E logo Iemanjá colocou–se em oração, pedindo a presença daquele que é o Rei entre os Orixás. Oxalá apresentou–se na frente de todos. Trazia seu opaxorô, o cajado que sustenta o mundo. Cravou ele na Terra, ao lado da espada de Ogum. Também despiu – se de sua roupa sagrada, pra igualar–se a todos, e sua voz ecoou pelos quatro cantos do Orun: - Olorum manda uma mensagem a todos vocês meus irmãos queridos! Ele diz para que não desanimem, pois, se poucos realmente os compreendem, aqueles que assim o fazem, não medem esforços para disseminar essas verdades divinas. Fechem os olhos e vejam, que mesmo com muita tolice e bobagem relacionada e feita em nossos nomes, muita luz e amor também está sendo semeado, regado e colhido, por mãos de sérios e puros trabalhadores nesse às vezes triste, mas abençoado planeta Terra. 

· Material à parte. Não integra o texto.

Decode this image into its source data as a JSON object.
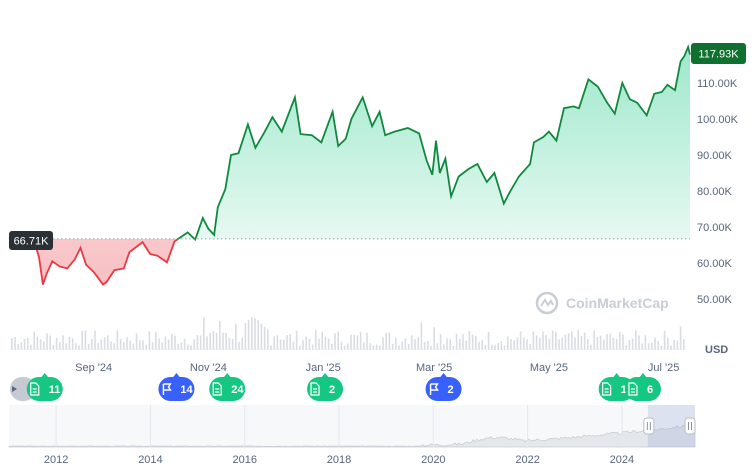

Esses verdadeiros filhos de fé que lutam por uma Umbanda séria, sem os absurdos que por aí acontecem. Esses que muito além de “apenas” prestarem o socorro espiritual, plantam as sementes do amor dentro do coração de milhares de pessoas. Esses que passam por cima das dificuldades materiais, e das pressões espirituais, realizando um trabalho magnífico, atendendo milhares na matéria, mas também, milhões no astral, construindo verdadeiras “bases de luz” na crosta, onde a espiritualidade e religiosidade verdadeira irão manifestar-se. Esses que realmente nos compreendem e buscam – nos dentro do coração espiritual, pois é lá que o verdadeiro Orun reside e existe. Esses incríveis filhos de umbanda, que não colocam as responsabilidades da vida deles em nossas costas, mas sim, entendem que tudo depende exclusivamente deles mesmos. Esses fantásticos trabalhadores anônimos, soltos pelo Brasil, que honram e enchem a Umbanda de alegria, fazendo a filhinha mais nova de Olorum brilhar e sorrir… Quando Oxalá calou – se os Orixás estavam mudados. Todos eles tinham suas esperanças recuperadas, realmente viram que se poucos os compreendiam grande era o trabalho que estava sendo realizado, e talvez, daqui algum tempo, muitos outros se juntariam nesse ideal. E aquilo alegrou – os tanto que todos começaram a assumir suas verdadeiras formas, que são de luzes fulgurantes e indescritíveis. 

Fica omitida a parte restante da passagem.